The biggest news of the year traveled through the impoverished country of Haiti last week killing, at last count, approaching 1,000 people. Hurricane Matthew then trounced Cuba and the Bahamas before making landfall in south Florida early in the week. With a still undetermined number of deaths before it ever reached the mainland, Matthew bears responsibility for eighteen fatalities in the U.S. with more than half those in the state of North Carolina. There were four deaths reported in Florida, the same number in Georgia, and another two in South Carolina.
Most of those who perished were as the result of falling trees and one case of an elderly resident at a nursing home in South Carolina who somehow became trapped beneath his motorized wheel chair. One Florida gentleman died after being blown from his roof while trying to complete repairs during the storm. Other fatalities were caused by carbon monoxide fumes from an emergency generator.
Though the reported deaths are regretful, countless lives were saved due to the quick actions of the respective local and state officials, coast guard units and first responders from each area. Thousands were reportedly rescued from fast rising flood waters that left people trapped atop cars, on rooftops and even in trees from where coast guard members had to pluck them to safety. Flooding became even more of a concern than the sixty to as fast as one hundred and ten mile per hour winds with rainfall totals measured in some places up to eighteen inches. Countless reports of toppled trees and downed power lines had tree surgeons, utility crews, and first responders hopping from south Florida all the way up the east cost into North Carolina and as much as 100 miles inland in some areas.
The Hebrew meaning of “Matthew” is interpreted as: a gift from God which would understandably prompt one to question what kind of charity could possibly be derived from a hurricane as destructive as what was just experienced by the southeastern part of the country.
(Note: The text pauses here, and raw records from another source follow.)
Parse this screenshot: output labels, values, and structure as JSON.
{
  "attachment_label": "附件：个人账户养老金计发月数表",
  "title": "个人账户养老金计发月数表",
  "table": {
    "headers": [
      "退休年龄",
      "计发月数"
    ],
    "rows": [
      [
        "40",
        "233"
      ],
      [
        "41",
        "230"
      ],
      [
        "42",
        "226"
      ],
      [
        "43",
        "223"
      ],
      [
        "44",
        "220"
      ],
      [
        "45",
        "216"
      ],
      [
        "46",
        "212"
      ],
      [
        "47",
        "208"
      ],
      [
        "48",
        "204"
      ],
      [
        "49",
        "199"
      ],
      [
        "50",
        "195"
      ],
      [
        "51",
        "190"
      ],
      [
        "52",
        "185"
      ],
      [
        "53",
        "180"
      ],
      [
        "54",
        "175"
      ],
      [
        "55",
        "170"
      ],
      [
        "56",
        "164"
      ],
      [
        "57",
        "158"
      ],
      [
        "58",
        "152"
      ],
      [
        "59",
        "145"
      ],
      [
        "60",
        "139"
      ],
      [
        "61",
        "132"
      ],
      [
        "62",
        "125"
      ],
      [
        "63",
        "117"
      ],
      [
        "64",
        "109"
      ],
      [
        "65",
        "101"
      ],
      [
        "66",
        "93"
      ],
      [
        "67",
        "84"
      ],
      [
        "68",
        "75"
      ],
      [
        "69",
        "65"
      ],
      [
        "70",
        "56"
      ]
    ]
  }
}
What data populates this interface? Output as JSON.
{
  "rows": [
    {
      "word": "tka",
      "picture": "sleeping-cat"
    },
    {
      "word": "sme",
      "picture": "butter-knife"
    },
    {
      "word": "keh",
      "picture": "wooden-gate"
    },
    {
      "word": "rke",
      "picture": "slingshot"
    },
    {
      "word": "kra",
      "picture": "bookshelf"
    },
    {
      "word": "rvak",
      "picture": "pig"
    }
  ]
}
Firstly, one must understand that the projected path of the hurricane as originally forecast would have had the “cone” or eye travel directly up the eastern seaboard from Miami, FL as far north as Charleston, SC. I choose to believe it was the result of much prayer that had the hurricane shift about twenty to thirty miles farther east before West Palm Beach, FL. This seemingly insignificant “wobble” meant the difference in the fifty to seventy mile per hour winds Jacksonville and coastal Georgia experienced and sustained winds of a hundred and twenty miles per hour with gusts up to one hundred and forty miles per hour.
Meteorologists listed the damage would have been significantly worse had the hurricane continued on its originally forecasted path. One reporter stated had the coast taken a direct hit the resulting carnage is speculated to have mirrored the devastation of hurricane Andrew that occurred in 1992.